In some ways Mr. Nelchik has never stopped walking in his father’s shadow. Despite never serving in any wars or, to the best of my knowledge, being the victim of any crimes he has spent his entire adult life preparing for the "worst case scenario". For example, in one scene he tells his daughter, Sophie, to say something like this when she’s home alone and hears someone enter the house:
“Hey Bruno, come and take the dogs for a walk, will you?”
So that, if the person walking in is an intruder, he or she will assume there are several dogs and a man in the house instead of one teenage girl. This attention to detail and personal safety is something most people don’t incorporate into their daily lives. The fact that the Nelchik family has carried on this tradition for three generations (even if Mr. Nelchik’s daughters are a little less enthusiastic about the idea than is their father or grandfather) intrigued me from the beginning.

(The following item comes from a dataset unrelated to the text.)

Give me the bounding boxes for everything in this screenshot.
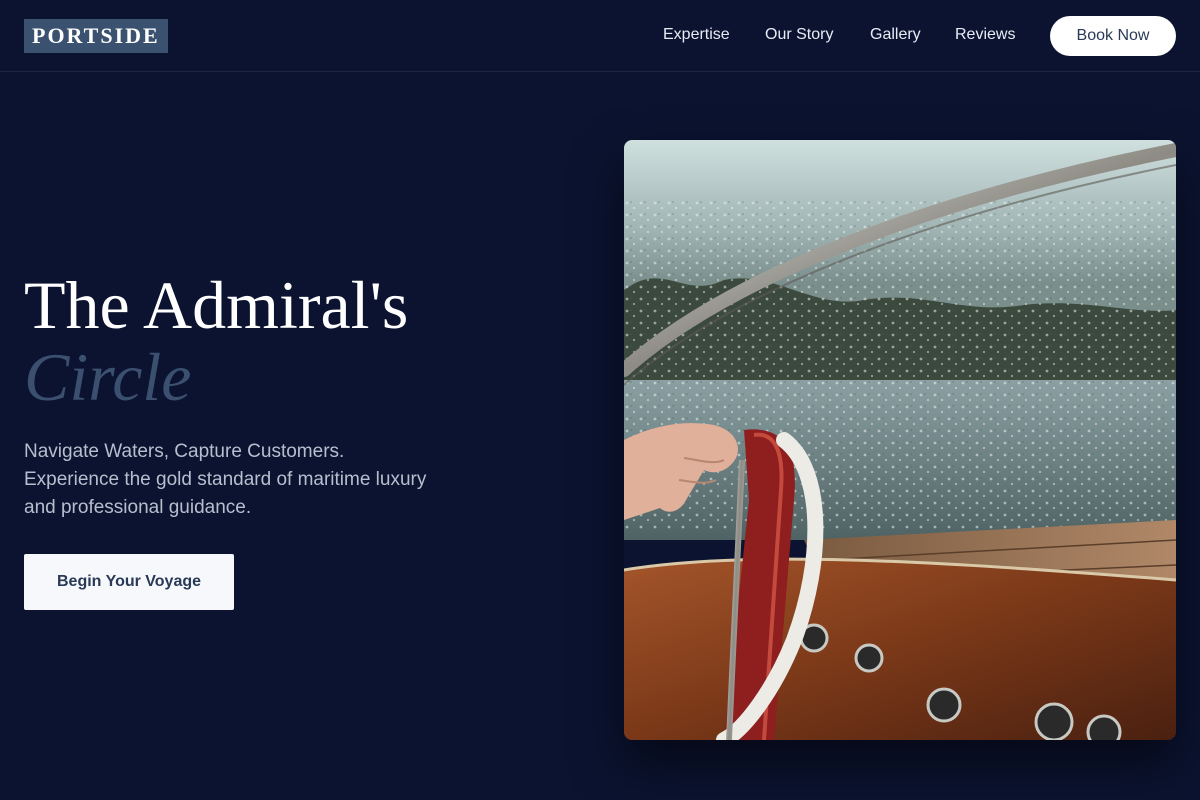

Small details like this are what makes Foxhole such a treat, though. I started reading it expecting a much more action oriented plot but was pleasantly surprised by how much I enjoyed slowly unfolding the mystery as the characters lived through one more seemingly ordinary day.
Foxhole shows in vivid detail how the decisions we make ripple not only through the rest of our lives but sometimes through the lives of our descendants as well. Rather than telling the reader what could or should have been done instead, though, Mr. Vanore leaves it up to us to imagine alternative futures for these characters. I cannot imagine a better ending to this fantastic little story.